Recommendation: When this service is exposed beyond internal networks, add auth.Middleware() to the preference route group. Consider adding authorization checks to ensure the authenticated user matches the user_id path parameter.
M2: No Request Body Size Limit Explicitly Configured
Severity: Medium
Location: cmd/server/main.go, internal/api/routes.go
Description: There is no explicit request body size limit configured for the PUT endpoint. While the framework likely has a default, a very large malicious JSON payload could consume memory.
Mitigating Factors: The app.BindAndValidate() function and the framework's default body limits likely cap this. The strict JSON binding with validate:"required" also limits accepted fields.
Recommendation: Consider adding an explicit http.MaxBytesReader or framework-level body size limit (e.g., 64KB would be more than sufficient for preference payloads).
Low/Informational Findings
L1: .env.example Contains Development Credentials
Severity: Low
Location: .env.example:18,21
Description: The .env.example file contains JWT_SECRET=dev-secret-change-in-production and DATABASE_URL with default dev credentials (dev:dev). These are clearly marked as development values and .env files are properly gitignored.
Mitigating Factors: This is a .env.example template, not an actual .env file. The .gitignore properly excludes .env, .env.local, and *.env.
Recommendation: No action required. The naming convention is clear.
L2: Language Field Validation is Minimal
Severity: Low
Location: internal/domain/preferences.go:58-60
Description: The language field only validates that it's non-empty. It does not validate against the BCP 47 standard referenced in the spec. While this is not a security vulnerability, it allows arbitrary string values.
Mitigating Factors: The value is stored in a JSONB column and never used in SQL construction, templates, or URL building. The risk is limited to data quality, not security.
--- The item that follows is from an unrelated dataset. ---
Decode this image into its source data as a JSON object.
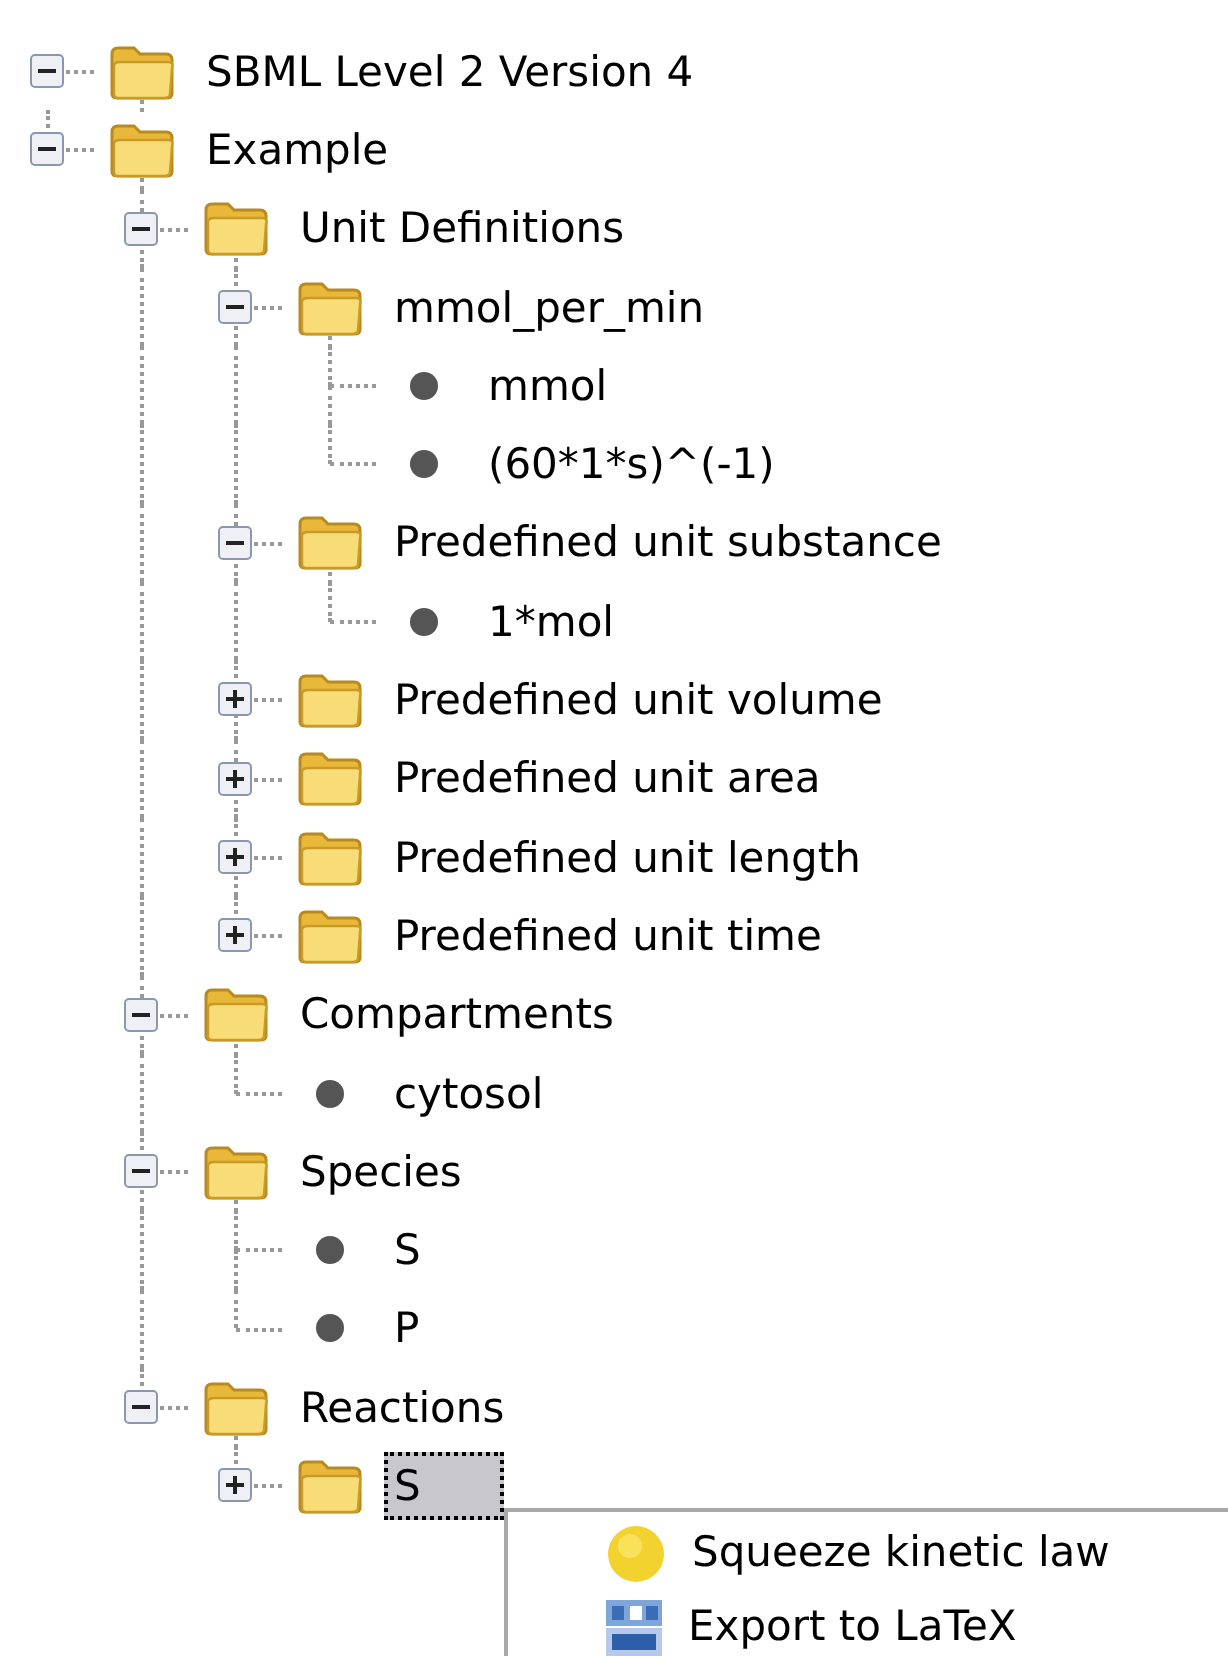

Recommendation: Consider adding BCP 47 format validation if language values are used in locale-sensitive operations downstream.
Recommendations
- Before production deployment: Add authentication middleware to the preference route group and implement authorization checks to verify the requesting user matches the
user_idin the path. - Optional hardening: Add explicit request body size limits for the PUT endpoint.
- Data quality: Consider BCP 47 validation for the language field if used for locale operations.
- No immediate action required - the current implementation is secure for its intended use as an internal backend service with external auth enforcement.